Contra lógica da verba


Terça-feira, 25 de junho de 2013 - 15h20

Problemas sociais - soluções liberais
Liberdade política e econômica. Democracia. Estado de direito. Estado mínimo. Máxima descentralização do poder.


Volto a comentar sobre as manifestações no Brasil, sob uma nova perspectiva, a perspectiva da verba.
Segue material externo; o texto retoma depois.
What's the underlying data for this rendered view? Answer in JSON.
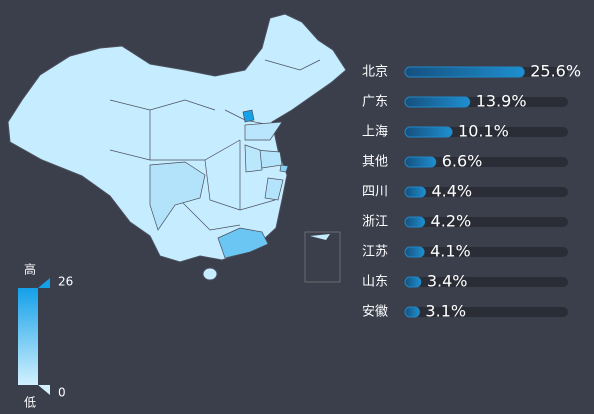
{
  "chart_data": [
    {
      "type": "map",
      "visual_map": {
        "min": 0,
        "max": 26,
        "high_text": "高",
        "low_text": "低",
        "colors": [
          "#d2f1ff",
          "#14a0e8"
        ]
      },
      "area_color": "#c6ecff"
    },
    {
      "type": "bar",
      "orientation": "horizontal",
      "categories": [
        "北京",
        "广东",
        "上海",
        "其他",
        "四川",
        "浙江",
        "江苏",
        "山东",
        "安徽"
      ],
      "values": [
        25.6,
        13.9,
        10.1,
        6.6,
        4.4,
        4.2,
        4.1,
        3.4,
        3.1
      ],
      "value_labels": [
        "25.6%",
        "13.9%",
        "10.1%",
        "6.6%",
        "4.4%",
        "4.2%",
        "4.1%",
        "3.4%",
        "3.1%"
      ],
      "xlim": [
        0,
        35
      ],
      "color": "#1e88c8",
      "track_color": "#2a2d35"
    }
  ]
}
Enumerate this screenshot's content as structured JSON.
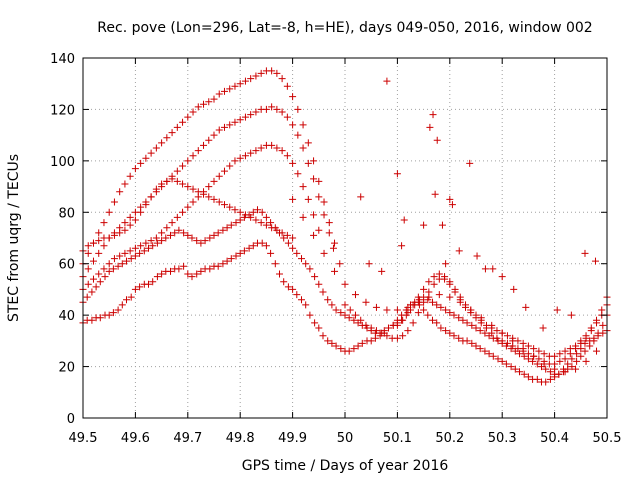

Assim funciona a lógica da verba: o governo toma conta, direta ou indiretamente, de um determinado serviço. No serviço direto, o Estado começa a prestar o serviço e, dados os incentivos naturais da burocracia, o serviço é prestado muito mal. A população então sai às ruas, clamando por maior estruturação para que o serviço melhore. O governo, com isso, ganha força política para aumentar os impostos, sob o argumento de que vai aplicar mais dinheiro no serviço. O dinheiro, obviamente, vai para todos os ralos, e o governo aumenta ainda mais a burocracia, piorando a estrutura do serviço. A população sai novamente às ruas pedindo mais verba e o governo pega mais impostos, em um círculo vicioso sem fim.


Esse raciocínio também se aplica quando o serviço é indireto e a reclamação é pelo preço da tarifa, não pela qualidade do serviço. As empresas prestadoras de serviço recebem tarifas, isenções e subsídios. A população protesta e, então, o governo reduz a tarifa, aumentando as isenções e subsídios, para o serviço ficar mais "barato" sem perder a "qualidade". O lucro é dividido entre os mafiosos do governo e do cartel.


Que tal mudarmos o raciocínio da verba pública pelo do lucro de mercado, onde ganha quem presta o melhor serviço pelo melhor preço? Aposto que os preços do transporte público seriam reduzidos bem mais do que vinte centavos.